Minister Sigrid Kaag of Finance reported to parliament last week that Dutch banks, investment firms, and trust offices have frozen nearly 400 million euros in Russian assets. But no real estate was included in that figure, a spokesperson for the Ministry of Finance confirmed to the broadcaster. "The overview does not cover assets like houses or yachts."
Spokespersons for the Ministries of Justice and Security, Economic Affairs and Climate, and Home Affairs and Kingdom Relations all told NOS that they're not responsible for tracking and mapping Russian real estate. According to the broadcaster, spokespersons for regulators De Nederlandsche Bank and Authority on Financial Markets said the same.
An interdepartmental working group has been set up. But the Ministry of Foreign Affairs, responsible for coordinating the sanctions against Russia, told NOS that its members have not made any further agreements about who exactly does what.

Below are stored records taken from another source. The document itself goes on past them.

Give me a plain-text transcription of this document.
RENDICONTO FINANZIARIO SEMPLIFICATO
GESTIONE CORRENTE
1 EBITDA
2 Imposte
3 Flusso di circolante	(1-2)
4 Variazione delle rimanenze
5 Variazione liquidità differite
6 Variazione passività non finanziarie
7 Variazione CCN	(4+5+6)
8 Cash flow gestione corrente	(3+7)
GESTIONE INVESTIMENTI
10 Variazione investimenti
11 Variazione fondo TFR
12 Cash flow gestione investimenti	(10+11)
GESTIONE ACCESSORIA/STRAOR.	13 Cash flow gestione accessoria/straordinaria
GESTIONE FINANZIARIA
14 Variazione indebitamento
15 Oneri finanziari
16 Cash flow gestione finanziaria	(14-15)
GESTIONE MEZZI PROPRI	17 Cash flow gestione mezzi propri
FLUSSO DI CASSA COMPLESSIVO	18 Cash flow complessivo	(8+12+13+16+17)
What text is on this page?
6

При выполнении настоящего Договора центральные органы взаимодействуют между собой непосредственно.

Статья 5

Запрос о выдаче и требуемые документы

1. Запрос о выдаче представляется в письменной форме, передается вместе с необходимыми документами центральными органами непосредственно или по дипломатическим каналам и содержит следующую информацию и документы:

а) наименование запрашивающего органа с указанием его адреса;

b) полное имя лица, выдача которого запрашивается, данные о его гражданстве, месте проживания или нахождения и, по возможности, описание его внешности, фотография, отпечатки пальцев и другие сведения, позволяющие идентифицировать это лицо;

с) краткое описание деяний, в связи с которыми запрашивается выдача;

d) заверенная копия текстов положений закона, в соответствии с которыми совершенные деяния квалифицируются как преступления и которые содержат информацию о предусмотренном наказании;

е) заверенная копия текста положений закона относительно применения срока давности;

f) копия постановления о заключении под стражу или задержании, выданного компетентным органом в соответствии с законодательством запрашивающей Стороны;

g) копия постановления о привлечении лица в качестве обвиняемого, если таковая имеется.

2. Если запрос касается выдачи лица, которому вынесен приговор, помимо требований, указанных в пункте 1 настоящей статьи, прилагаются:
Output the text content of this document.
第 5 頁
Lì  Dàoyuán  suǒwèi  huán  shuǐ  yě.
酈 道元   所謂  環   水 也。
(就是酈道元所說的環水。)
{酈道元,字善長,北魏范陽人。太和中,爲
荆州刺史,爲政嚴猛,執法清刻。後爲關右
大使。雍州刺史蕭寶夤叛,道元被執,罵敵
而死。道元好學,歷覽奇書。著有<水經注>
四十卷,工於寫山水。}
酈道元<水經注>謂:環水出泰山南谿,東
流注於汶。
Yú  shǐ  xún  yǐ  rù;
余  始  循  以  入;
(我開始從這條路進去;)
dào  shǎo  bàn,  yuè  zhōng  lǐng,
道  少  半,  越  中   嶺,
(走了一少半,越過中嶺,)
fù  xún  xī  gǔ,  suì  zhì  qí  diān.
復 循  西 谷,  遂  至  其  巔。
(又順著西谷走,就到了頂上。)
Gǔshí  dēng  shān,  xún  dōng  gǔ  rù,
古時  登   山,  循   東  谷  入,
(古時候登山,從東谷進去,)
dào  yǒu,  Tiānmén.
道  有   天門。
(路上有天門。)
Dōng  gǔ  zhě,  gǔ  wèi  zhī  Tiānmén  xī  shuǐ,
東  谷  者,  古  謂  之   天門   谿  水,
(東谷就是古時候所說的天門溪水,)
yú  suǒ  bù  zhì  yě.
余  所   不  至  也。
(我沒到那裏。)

Ignace Meuwissen, a Belgian man who for years owned a company that sold European real estate to wealthy Russians, told the broadcaster that Russian oligarchs definitely own property in the Netherlands. His former company was involved in Russian purchases on the Amsterdam canals.
"There is a huge gap in real estate supervision," said lawyer Heleen op de Linden, who got a doctorate on previous European sanctions against Russia. She is not surprised. "You also saw with the sanctions after the invasion of Crimea that the Netherlands often let enforcement take its own course. Good enforcement costs a lot of money, and it's not certain in advance whether it will yield anything."